Madison's mother and father had divorced some time after Josephine was diagnosed with cancer. Their marriage had fallen apart, and Josephine didn't want to hold her husband back when there was no way around the fact that she was going to die. There wasn't a cure available for pancreatic cancer, not when it had already spread by the time the doctors had realized it was there. 

Still, Madison had been angry at the divorce. Angry that her father would let her mother go like that. Angry that he wasn't fighting for her to stay, angry that he wasn't taking care of her like he should. Of course she was still young and there were many things she didn't understand, but she was still angry nonetheless.

So she had ran to her grandparents' house, and collapsed into her mother's weak arms, and cried. "I feel like he's trying to replace you, Mama," she had sobbed. 

Her mother had only smiled, the tenderest smile she had ever seen, and assured her that was not the case. "He's only trying to find happiness, Madi-girl," she soothed her daughter. "Do not deny him this."

Madison had fallen asleep in her mother's arms, but woke up some time later with the desire to go back home. Her father was sitting in the living room when she got there, his arm around his new lover as they spoke quietly while the television played in the background. "Madi, that you?" He called out, turning his head to make sure his daughter had returned. She simply shot him a dirty look before darting through the house in search of her sister, and with a sigh, he'd let her go.

She found her outback, chasing a blonde boy around the yard as they played tag together. Her sister rushed over to hug her when she realized Madison was home, and then went inside to get them some juices from the kitchen. In her absence, the blonde boy had climbed the steps unsteadily with his tiny legs and sat beside Madison. She knew who he was― that he was the son of her dad's new girlfriend― but hadn't bothered to learn his name. Still, her attitude hadn't bothered the boy at all. "M'Shawn," he told her with a toothy smile.

She side-eyed him, and then sighed "Madison," she said.

His happiness made her uneasy. She was nine years old and couldn't remember what the feeling felt like anymore. "I got two sissys now."

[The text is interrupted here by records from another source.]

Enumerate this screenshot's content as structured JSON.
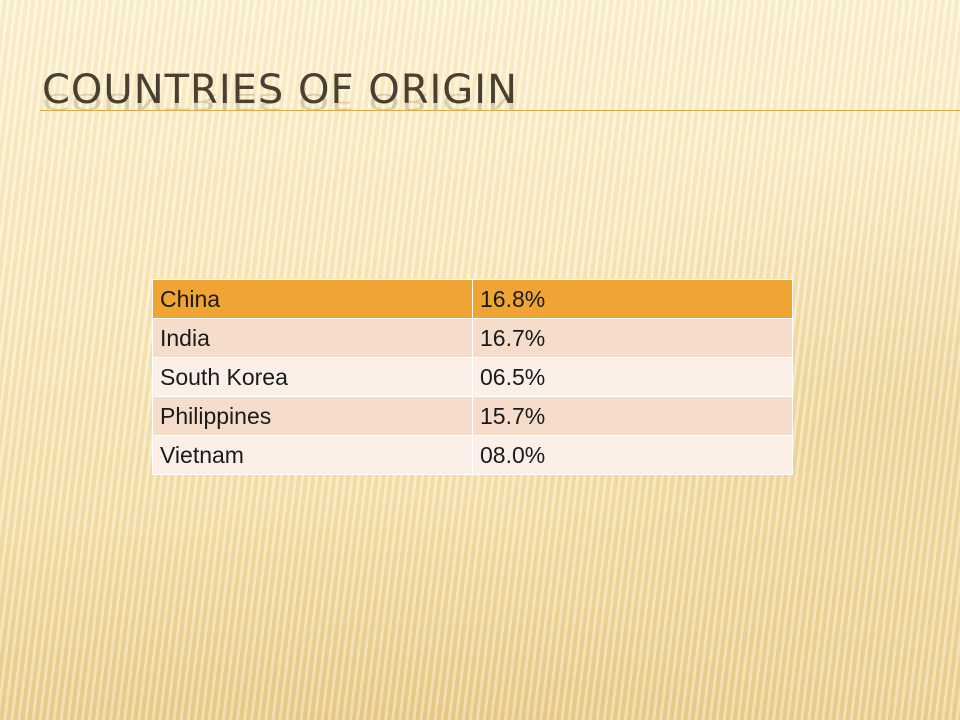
{
  "slide": {
    "title": "COUNTRIES OF ORIGIN"
  },
  "table": {
    "rows": [
      {
        "country": "China",
        "percent": "16.8%"
      },
      {
        "country": "India",
        "percent": "16.7%"
      },
      {
        "country": "South Korea",
        "percent": "06.5%"
      },
      {
        "country": "Philippines",
        "percent": "15.7%"
      },
      {
        "country": "Vietnam",
        "percent": "08.0%"
      }
    ]
  },
  "colors": {
    "header_row": "#f0a433",
    "band_odd": "#f6dccb",
    "band_even": "#fbefe7",
    "title_text": "#4a4032",
    "title_rule": "#e0a948"
  }
}
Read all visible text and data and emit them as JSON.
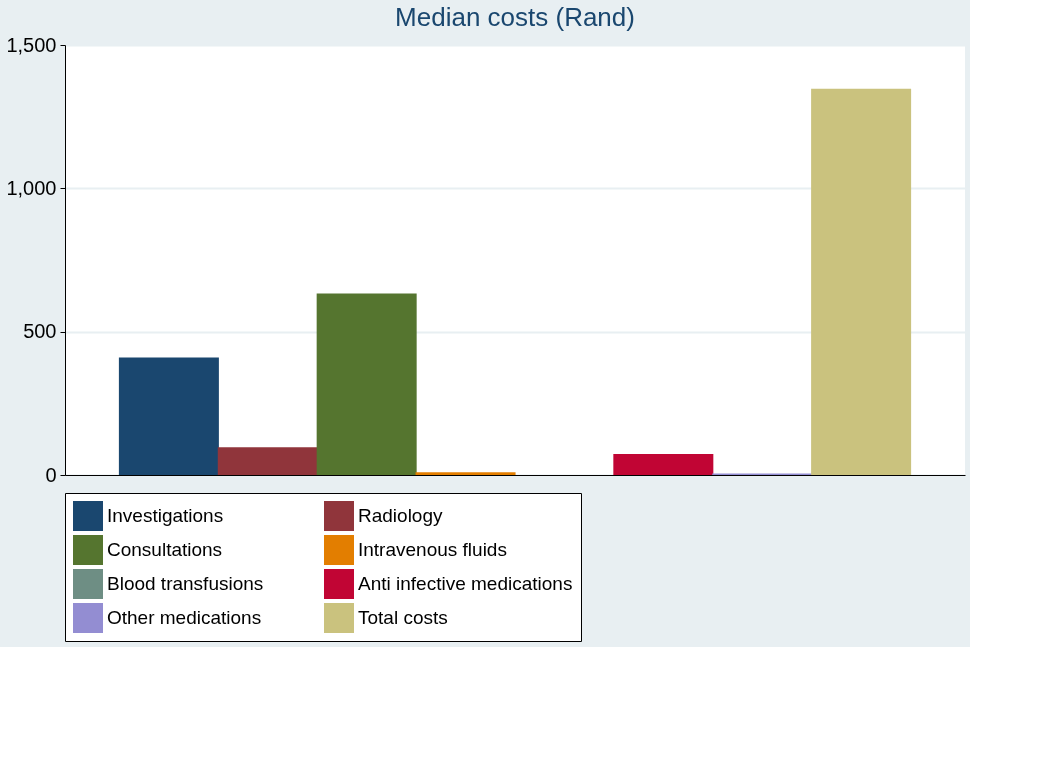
{
  "chart_data": {
    "type": "bar",
    "title": "Median costs (Rand)",
    "categories": [
      null
    ],
    "series": [
      {
        "name": "Investigations",
        "color": "#1a476f",
        "values": [
          410
        ]
      },
      {
        "name": "Radiology",
        "color": "#90353b",
        "values": [
          97
        ]
      },
      {
        "name": "Consultations",
        "color": "#55752f",
        "values": [
          633
        ]
      },
      {
        "name": "Intravenous fluids",
        "color": "#e37e00",
        "values": [
          10
        ]
      },
      {
        "name": "Blood transfusions",
        "color": "#6e8e84",
        "values": [
          0
        ]
      },
      {
        "name": "Anti infective medications",
        "color": "#c10534",
        "values": [
          73
        ]
      },
      {
        "name": "Other medications",
        "color": "#938dd2",
        "values": [
          5
        ]
      },
      {
        "name": "Total costs",
        "color": "#cac27e",
        "values": [
          1347
        ]
      }
    ],
    "ylim": [
      0,
      1500
    ],
    "yticks": [
      0,
      500,
      {
        "value": 1000,
        "label": "1,000"
      },
      {
        "value": 1500,
        "label": "1,500"
      }
    ],
    "grid": "y",
    "legend": "bottom"
  }
}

"We're not your sisters," Madison snapped rudely before she could stop herself. "Just 'cause your mom's with my dad don't mean we're family."

× × × × × ×

Her tears had long since stopped falling. Madison had the suspicion that she had dried herself out. The night air was cold against her skin, but she couldn't really feel it. She was numb to everything other than the feel of her brother's hair, matted with blood, which she couldn't stop running her fingers through as she knelt over his body. Daryl sat off to the side, his back to her with his crossbow in his lap. Madison had told him hours ago to leave her alone and get some sleep, but he ignored her. "Someone's gotta watch over ya while ya pay yer respects," he had grunted. After that, she let him be.

Her mind couldn't stop racing, taunting her with memories, increasing her grief tenfold with each new one she remembered. It only made her miss Shawn even more.